Tennessee's high fungal meningitis infection rate questioned

Tennessee's high fungal meningitis infection rate questioned

October 20th, 2012 by Mariann Martin in Local Regional News
Illustration by Laura McNutt /Times Free Press.

Health care facilities that received recalled lots of steroids

• Forsyth Street Ambulatory Surgery Center, Macon, Ga.

• PCA Pain Care Center, Oak Ridge, Tenn.

• Specialty Surgery Center, Crossville, Tenn.

• St. Thomas Outpatient Neurosurgical, Nashville

Source: Centers for Disease Control and Prevention

Fungal Meningitis

Meningitis is swelling of the protective membranes, or meninges, covering the brain and spinal cord. The swelling is usually caused by an infection with a bacteria or virus, but meningitis can also be caused by a fungus, which is called fungal meningitis.

Symptoms of fungal meningitis are similar to symptoms of other forms of meningitis; however, they often appear more gradually and can be very mild at first.

Source: Centers for Disease Control and Prevention

Symptoms of fungal meningitis

If you had an epidural steroid injection since May 21, 2012, and have any of the following symptoms, talk to your doctor as soon as possible:

• New or worsening headache

• Fever

• Sensitivity to light

• Stiff neck

• New weakness or numbness in any part of your body

• Slurred speech

• Increased pain, redness or swelling at your injection site

Source: Centers for Disease Control and Prevention

The president-elect of the state medical association said officials must look closely at why the Volunteer State has so many cases of fungal meningitis that have claimed the lives of eight Tennessee residents.

"Why do we have so many of these procedures being done?" Dr. Chris Young, of Chattanooga, asked Friday about the meningitis outbreak. "We need to make sure the right procedure is being done on the right patient."

Of the 271 people diagnosed with the deadly infection, 66 were in Tennessee, the highest of any state. Neither Georgia nor Alabama had any cases diagnosed as of Friday afternoon.

Sixteen states have reported cases of meningitis, and 21 people have died, although there have been deaths in only six states -- Tennessee, Michigan, Florida, Indiana, Maryland and Virginia. Tennessee leads the death toll with eight, while Michigan is second with five.

Young said Tennessee health care providers administer some of the highest numbers of spinal injections in the nation.

Those diagnosed with fungal meningitis received a spinal steroid injection of a contaminated product from the New England Compounding Center in Massachusetts. Tests completed this week confirmed the link between the two, officials said Thursday.

Not everyone who received the contaminated medicine will get sick, said Tennessee's top medical official.

Dr. David Reagan said the most important factor determining who does get sick seems to be how much fungus was contaminating the particular vial of medication they received, not their age or even how healthy they were.

"It's not predictable," Reagan told The Associated Press.

Reagan said the rate of new infections appears to be dropping in Tennessee, although he expects to see new infections and likely more deaths.

Young and Rae Bond, executive director of the Chattanooga and Hamilton County Medical Society, said they are not aware of any cases in the Chattanooga area.

Only three facilities in Tennessee and one in Georgia received shipments from three lots that contained tainted products.
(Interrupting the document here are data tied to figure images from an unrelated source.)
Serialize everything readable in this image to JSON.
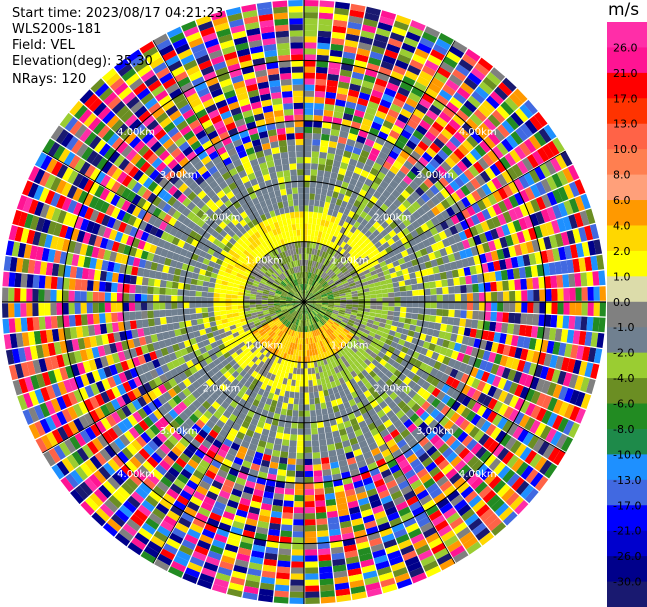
{
  "info": {
    "start_time": "Start time: 2023/08/17 04:21:23",
    "instrument": "WLS200s-181",
    "field": "Field: VEL",
    "elevation": "Elevation(deg): 35.30",
    "nrays": "NRays: 120"
  },
  "chart_data": {
    "type": "heatmap",
    "projection": "polar-ppi",
    "field": "VEL",
    "units": "m/s",
    "nrays": 120,
    "elevation_deg": 35.3,
    "range_rings": [
      {
        "label": "1.00km",
        "value": 1.0
      },
      {
        "label": "2.00km",
        "value": 2.0
      },
      {
        "label": "3.00km",
        "value": 3.0
      },
      {
        "label": "4.00km",
        "value": 4.0
      }
    ],
    "max_range_km": 5.0,
    "colorbar": {
      "title": "m/s",
      "ticks": [
        "26.0",
        "21.0",
        "17.0",
        "13.0",
        "10.0",
        "8.0",
        "6.0",
        "4.0",
        "2.0",
        "1.0",
        "0.0",
        "-1.0",
        "-2.0",
        "-4.0",
        "-6.0",
        "-8.0",
        "-10.0",
        "-13.0",
        "-17.0",
        "-21.0",
        "-26.0",
        "-30.0"
      ],
      "colors": [
        "#ff2ea8",
        "#ff1493",
        "#ff0000",
        "#ff3300",
        "#ff6347",
        "#ff7f50",
        "#ffa07a",
        "#ff9900",
        "#ffd700",
        "#ffff00",
        "#dcdcaa",
        "#808080",
        "#708090",
        "#9acd32",
        "#6b8e23",
        "#228b22",
        "#1e8a4a",
        "#1e90ff",
        "#4169e1",
        "#0000ff",
        "#0000cd",
        "#00008b",
        "#191970"
      ]
    },
    "regions": [
      {
        "range_km": [
          0.0,
          0.5
        ],
        "velocity": -4.0
      },
      {
        "range_km": [
          0.5,
          1.0
        ],
        "velocity": 1.5
      },
      {
        "range_km": [
          1.0,
          1.5
        ],
        "velocity": 0.0
      },
      {
        "range_km": [
          1.5,
          2.5
        ],
        "velocity": 0.0
      },
      {
        "range_km": [
          2.5,
          5.0
        ],
        "velocity": "noise"
      }
    ]
  }
}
Those three lots were shipped to 23 states, with as many as 14,000 people receiving a shot.

However, the Food and Drug Administration has recalled all products from the compounding center, a move that affects a wider group of health facilities.
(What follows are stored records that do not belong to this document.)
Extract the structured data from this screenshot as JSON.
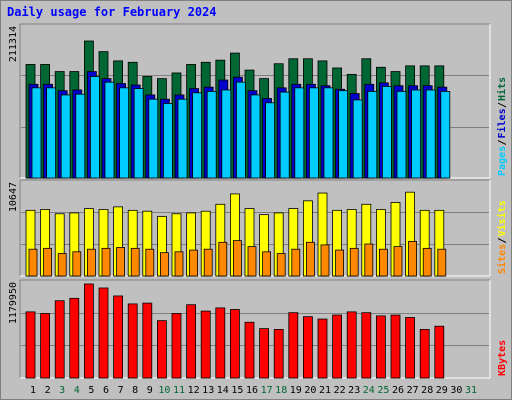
{
  "title": "Daily usage for February 2024",
  "colors": {
    "hits": "#006633",
    "files": "#0000cc",
    "pages": "#00ccff",
    "visits": "#ffff00",
    "sites": "#ff8800",
    "kbytes": "#ff0000",
    "weekend": "#006633",
    "weekday": "#000000"
  },
  "chart_data": [
    {
      "type": "bar",
      "panel": "hits-files-pages",
      "max_label": "211314",
      "ylim": [
        0,
        211314
      ],
      "grid": true,
      "legend": "right",
      "series": [
        {
          "name": "Hits",
          "values": [
            160000,
            160000,
            150000,
            150000,
            193000,
            178000,
            165000,
            163000,
            143000,
            140000,
            148000,
            160000,
            163000,
            166000,
            176000,
            152000,
            140000,
            161000,
            168000,
            168000,
            165000,
            155000,
            146000,
            168000,
            156000,
            150000,
            158000,
            158000,
            158000
          ]
        },
        {
          "name": "Files",
          "values": [
            132000,
            132000,
            123000,
            124000,
            150000,
            140000,
            133000,
            131000,
            117000,
            111000,
            117000,
            126000,
            128000,
            138000,
            142000,
            123000,
            112000,
            127000,
            132000,
            132000,
            130000,
            125000,
            119000,
            132000,
            134000,
            130000,
            130000,
            130000,
            128000
          ]
        },
        {
          "name": "Pages",
          "values": [
            127000,
            127000,
            117000,
            118000,
            143000,
            135000,
            127000,
            126000,
            111000,
            105000,
            111000,
            120000,
            122000,
            124000,
            135000,
            117000,
            106000,
            121000,
            127000,
            127000,
            127000,
            123000,
            110000,
            122000,
            129000,
            122000,
            124000,
            124000,
            122000
          ]
        }
      ],
      "legend_labels": [
        "Pages",
        "Files",
        "Hits"
      ]
    },
    {
      "type": "bar",
      "panel": "visits-sites",
      "max_label": "10647",
      "ylim": [
        0,
        10647
      ],
      "grid": true,
      "legend": "right",
      "series": [
        {
          "name": "Visits",
          "values": [
            7600,
            7700,
            7200,
            7300,
            7800,
            7700,
            8000,
            7600,
            7500,
            6900,
            7200,
            7300,
            7500,
            8300,
            9500,
            7800,
            7100,
            7300,
            7800,
            8700,
            9600,
            7600,
            7700,
            8300,
            7700,
            8500,
            9700,
            7600,
            7600
          ]
        },
        {
          "name": "Sites",
          "values": [
            3100,
            3200,
            2600,
            2800,
            3100,
            3200,
            3300,
            3200,
            3100,
            2700,
            2800,
            3000,
            3100,
            3900,
            4100,
            3400,
            2800,
            2600,
            3100,
            3900,
            3600,
            3000,
            3200,
            3700,
            3100,
            3400,
            4000,
            3200,
            3100
          ]
        }
      ],
      "legend_labels": [
        "Sites",
        "Visits"
      ]
    },
    {
      "type": "bar",
      "panel": "kbytes",
      "max_label": "1179950",
      "ylim": [
        0,
        1179950
      ],
      "grid": true,
      "legend": "right",
      "series": [
        {
          "name": "KBytes",
          "values": [
            830000,
            810000,
            970000,
            1000000,
            1180000,
            1130000,
            1030000,
            930000,
            940000,
            720000,
            810000,
            920000,
            840000,
            880000,
            860000,
            700000,
            620000,
            610000,
            820000,
            770000,
            740000,
            790000,
            830000,
            820000,
            780000,
            790000,
            760000,
            610000,
            650000
          ]
        }
      ],
      "legend_labels": [
        "KBytes"
      ]
    }
  ],
  "x_labels": [
    "1",
    "2",
    "3",
    "4",
    "5",
    "6",
    "7",
    "8",
    "9",
    "10",
    "11",
    "12",
    "13",
    "14",
    "15",
    "16",
    "17",
    "18",
    "19",
    "20",
    "21",
    "22",
    "23",
    "24",
    "25",
    "26",
    "27",
    "28",
    "29",
    "30",
    "31"
  ],
  "weekend_days": [
    3,
    4,
    10,
    11,
    17,
    18,
    24,
    25,
    31
  ]
}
Tennessee has 74 facilities, Georgia has about 150 and Alabama has 44, according to state health officials. Alabama released the names of those facilities -- including DeKalb Regional Medical Center in Fort Payne, Gadsden Regional Medical Center and Huntsville Hospital in Northeast Alabama -- but Georgia and Tennessee have not done so.

During a news conference Friday to address the outbreak, Georgia officials said the FDA is expected to release the names of the health facilities soon.

Georgia state epidemiologist Cherie Drenzek stressed that products included in the wider recall and the majority of facilities have not been found to be contaminated, and the recall is simply being done as a precaution.

Drenzek called the outbreak "unprecedented."

"We are learning as we go," she said.

Young, who will take over leadership of the Tennessee Medical Association next year, said the meningitis outbreak is a unique occurrence, but it serves as a reminder of how many spinal injections are given in state clinics, many without a great deal of oversight.

The state also ranks among the top in the nation for the number of prescriptions written, oxycodone and hydrocodone sales and drug overdose deaths.

A law that goes into effect next year requires that patients who receive invasive pain management procedures such as spinal injections get the care from either a physician or a provider under direct physician supervision.

"This is an invasive procedure -- not like providing primary care," Young said.

The Associated Press contributed to this report.